Mesalands President Phillip Barry said the board may name a new president as early as April, and that he was prepared to stay in his position until late fall 2011 to provide the board time to find the right applicant.
Barry said he advised the board of trustees in January 2009 not to renew his contract because he planned to retire. He said he will step down as soon as the new president is able to take over the position.
J. Bronson Moore, chairman of the board of trustees, said the selection of a new president is critical to Mesalands’ continued success.
“We're going to be really careful about the decision. A lot of things could make us or break us,” Moore said. “The college is the best thing Tucumcari's got going for it.”
As a leader, Moore compared Barry to a commanding officer he had before the Vietnam War.
“He's going to get the job done. He may not be the most popular individual at the time getting it done, but afterwards you can look back and see the accomplishment, what he's done,” Moore said.

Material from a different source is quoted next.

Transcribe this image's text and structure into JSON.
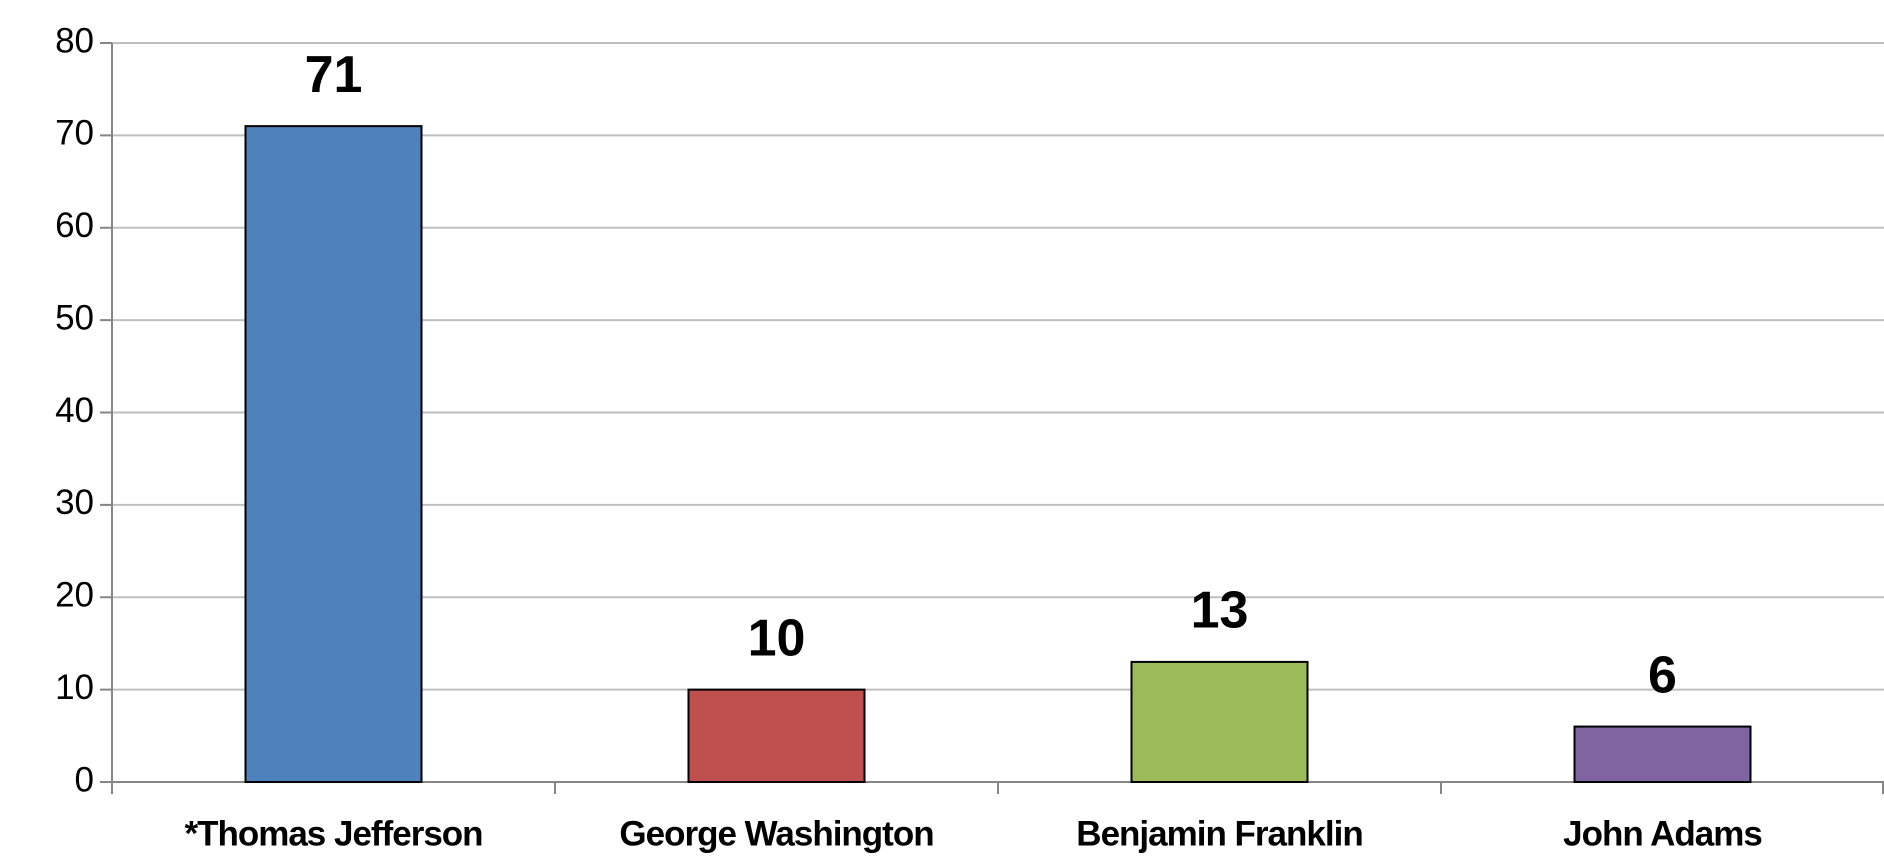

Barry, president of Mesalands for 15 years, said it is sometimes lonely at the top.
“Ultimately I’d like to be liked by everyone, but when you're a decision maker and you're moving an institution forward, a lot of times you'll make decisions that don't make you very popular,” Barry said.
Since trustees’ last national search for a Mesa Technical College president in 1996, the school has grown to a community college, becoming an accredited institution in 1999 which allowed students to apply for federal financial aid and boosted enrollment. The Higher Learning Comission renewed Mesalands’ accreditation for 10 years in 2004.
According to Barry, some highlights of his career at Mesalands include its re-designation as a community college, the wind energy program, and the launch of “La Voz” radio program in 2005.
The Chicago native said he planned to move to Michigan after retiring to fish and spend more time with his family. Moore said Barry effectively worked with college faculty, staff and trustees to implement changes vital to the success of the institution.
“If he hadn't come along when he did, and the board at that time hadn't hired him, the college would not be here today, I'm sure,” Moore said. “Not even as a vocational school.”
Barry credits the school’s growth to strategic planning initiatives, research-based plans of action. He said the decision to implement the North American Wind Research and Training Center in 2005 was based on an “environmental scan” of issues affecting international, national, state, regional, county and city spheres. The scan emphasized problems like global warming and the depletion of fossil fuels.
“We don't do things most of the time that aren't based on data. One of the keys to the success of the college has been developing a strategic plan that included all of the employees, getting the board of trustees to approve it, and then being held accountable to make sure that it's done,” Barry said.
He said he was “kind of excited” to see Mesalands change in years to come and has high hopes for the college’s future.
“When I look back five years from now, I would like to be able to have seen that the college has been reaccredited for another number of years ... that the dinosaur museum continues and that the wind center is successful, and maybe add some new renewable energy programs, like solar or geothermal or hydrogen,” Barry said.